Alexandre, líder do assentamento, pergunta por que ela não sai da zona rica e vem morar aqui, mas Maria morre de medo de não conseguir se formar na faculdade devido à distância, já que foi tão difícil arrumar essa bolsa. Todas as tentativas de mudar para um apartamento mais barato não funcionaram e Maria fica cada dia mais frustrada. Na verdade, ela sabe que parte desse desânimo em continuar na zona rica vem da possibilidade de ter sua própria casa no assentamento e, além do mais, morar aqui ajudaria muito em sua pesquisa.
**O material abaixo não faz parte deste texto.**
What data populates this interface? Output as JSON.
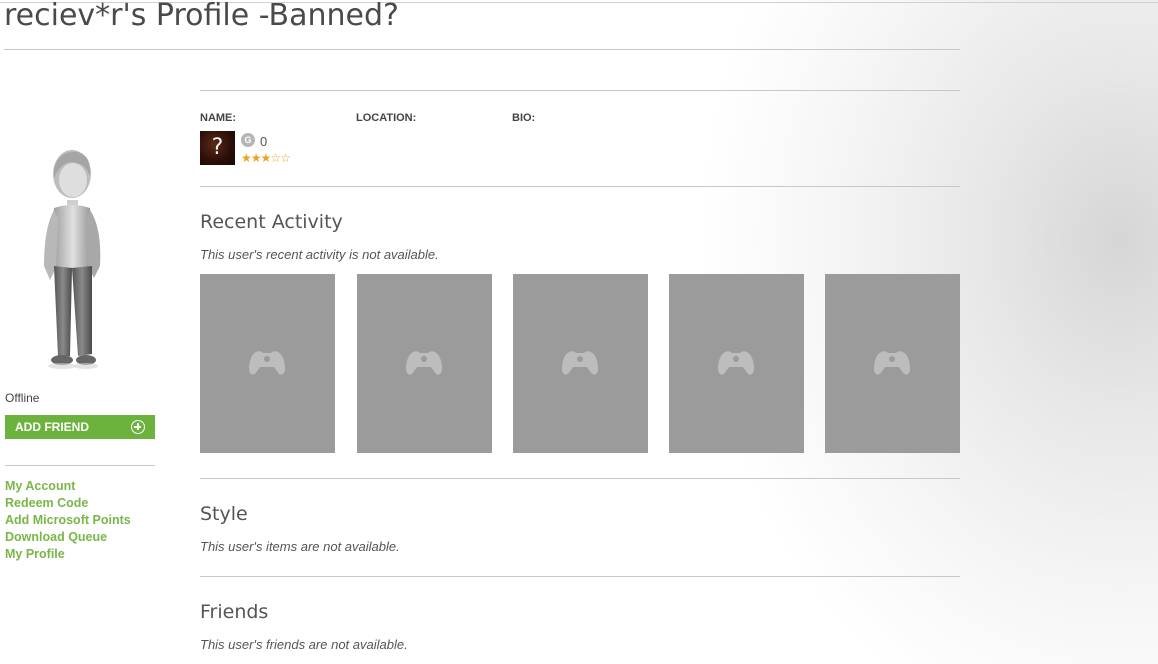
{
  "page": {
    "title": "reciev*r's Profile -Banned?"
  },
  "sidebar": {
    "status": "Offline",
    "add_friend_label": "ADD FRIEND",
    "links": [
      "My Account",
      "Redeem Code",
      "Add Microsoft Points",
      "Download Queue",
      "My Profile"
    ]
  },
  "profile": {
    "name_label": "NAME:",
    "location_label": "LOCATION:",
    "bio_label": "BIO:",
    "gamerpic_glyph": "?",
    "gamerscore_badge": "G",
    "gamerscore": "0",
    "reputation_stars": 3,
    "reputation_max": 5
  },
  "recent_activity": {
    "title": "Recent Activity",
    "note": "This user's recent activity is not available.",
    "tiles": 5
  },
  "style_section": {
    "title": "Style",
    "note": "This user's items are not available."
  },
  "friends_section": {
    "title": "Friends",
    "note": "This user's friends are not available."
  },
  "colors": {
    "accent_green": "#6cb33e",
    "link_green": "#7ab648",
    "tile_gray": "#9b9b9b",
    "star": "#f0a020"
  }
}
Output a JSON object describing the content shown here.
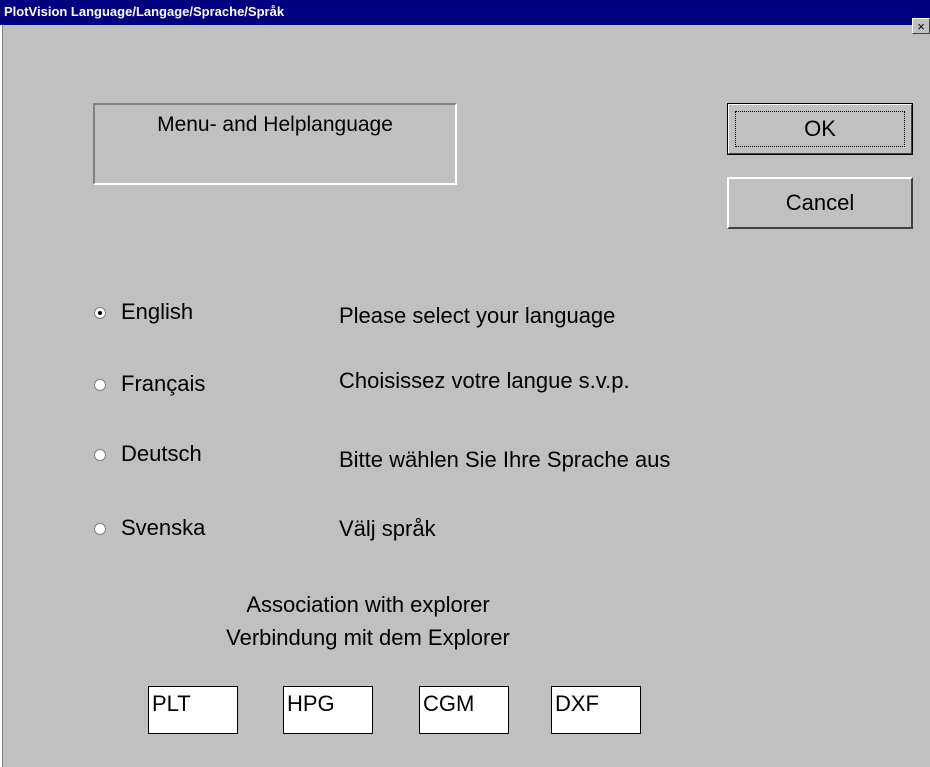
{
  "window": {
    "title": "PlotVision Language/Langage/Sprache/Språk",
    "close_glyph": "×"
  },
  "group_label": "Menu- and Helplanguage",
  "buttons": {
    "ok": "OK",
    "cancel": "Cancel"
  },
  "languages": [
    {
      "label": "English",
      "prompt": "Please select your language",
      "selected": true
    },
    {
      "label": "Français",
      "prompt": "Choisissez votre langue s.v.p.",
      "selected": false
    },
    {
      "label": "Deutsch",
      "prompt": "Bitte wählen Sie Ihre Sprache aus",
      "selected": false
    },
    {
      "label": "Svenska",
      "prompt": "Välj språk",
      "selected": false
    }
  ],
  "association": {
    "line1": "Association with explorer",
    "line2": "Verbindung mit dem Explorer"
  },
  "extensions": [
    "PLT",
    "HPG",
    "CGM",
    "DXF"
  ]
}
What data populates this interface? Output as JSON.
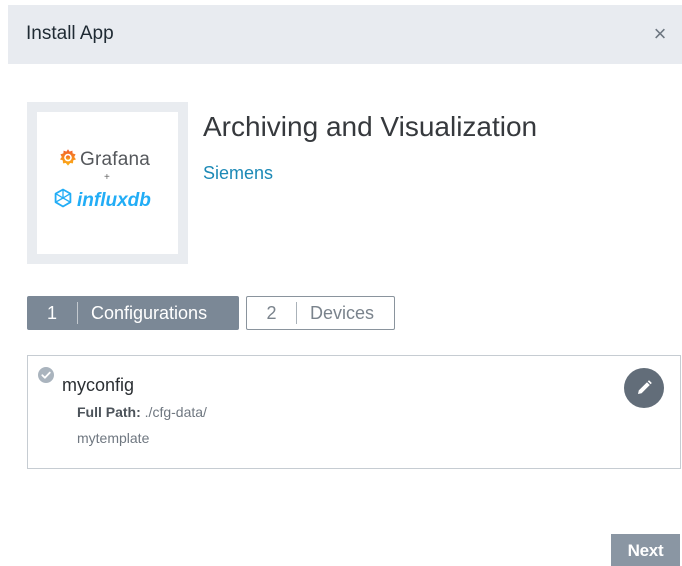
{
  "dialog": {
    "title": "Install App",
    "close_icon": "close-icon",
    "close_glyph": "×"
  },
  "app": {
    "logo": {
      "grafana_text": "Grafana",
      "plus": "+",
      "influx_text": "influxdb"
    },
    "title": "Archiving and Visualization",
    "vendor": "Siemens"
  },
  "steps": [
    {
      "number": "1",
      "label": "Configurations",
      "active": true
    },
    {
      "number": "2",
      "label": "Devices",
      "active": false
    }
  ],
  "config": {
    "name": "myconfig",
    "path_label": "Full Path:",
    "path_value": "./cfg-data/",
    "path_continuation": "mytemplate",
    "status_icon": "check-circle-icon",
    "edit_icon": "pencil-icon"
  },
  "footer": {
    "next_label": "Next"
  },
  "colors": {
    "header_bg": "#e8ebf0",
    "accent_link": "#1c89b6",
    "step_active_bg": "#7b8896",
    "edit_button_bg": "#626d79",
    "next_button_bg": "#8a96a3",
    "grafana_orange": "#f46800",
    "influx_blue": "#22adf6"
  }
}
Maria toma uma decisão. O dinheiro que deixou de pagar o aluguel é suficiente para levantar sua casa. Alexandre comandou o mutirão pra virar a laje e em poucos dias a casa estava pronta pra morar. Maria se identifica muito com a roda de poesias que acontece quase toda semana. Se por um lado conhece tudo sobre a literatura mais formal, por outro se deleita com o que é escrito pelos próprios moradores.

O duro é acordar três horas mais cedo do que estava acostumada.
E a condução? Vixi! Se antes dormia dez, onze da noite, agora uma da manhã é pouco pra chegar em casa. Na última terça chegou preocupada, pois não havia tido tempo de adiantar a janta. Lembrou-se dos vários vizinhos que sempre lhe convidam pra uma boquinha e dessa vez resolveu aceitar. Primeiro foi na casa de dona Gertrudes e depois na laje do Jeremias. A solidão da zona rica era substituída pelo carinho da zona pobre.

A madrugada de hoje parece barulhenta. Tem um movimento estranho na vila ao lado. Os poucos vizinhos que estão acordados correm pra dentro de suas casas e Maria faz o mesmo. Ela não sabe se deve se esconder ou ficar na rua. É difícil ficar em casa ouvindo os gritos quem vêm lá de fora. Podem estar precisando de ajuda. Ela sai e a cena que vê é dura. Metade dos barracos da parte baixa está ardendo em chamas. Os adultos gritam e as crianças choram. Maria corre em direção ao tumulto. Uns dizem que foi a polícia, outros os bandidos, outros ainda, que a polícia é os bandidos. Maria não entende o que está acontecendo, mas oferece abrigo para os que tiveram seus barracos queimados.

Quando acorda no dia seguinte, os vizinhos já estão construindo novos barracos. Muitas famílias vão embora. Talvez realmente não valesse a pena arriscar tanto assim a vida, mas Maria estava completamente levada pela emoção e pedia, quase que implorando, pra que eles não desistissem. Fraca, quem acaba desistindo é ela, que vai morar com uma amiga da faculdade.
Alguns dias depois Maria volta e traz sua amiga Amanda, que está quase se formando em direito. Elas se reúnem com os moradores e os orientam na forma como proceder pra denunciar os policiais criminosos. As queimadas são interrompidas. Muitos acham que foi a série de denúncias, outros, que os policiais desistiram pela resistência do povo. Seja lá o que houve, Maria nunca mais foi a mesma. Uma sensação de satisfação a domina, por ter se transformado numa pessoa viva... Viva como são os personagens que tanto pesquisou.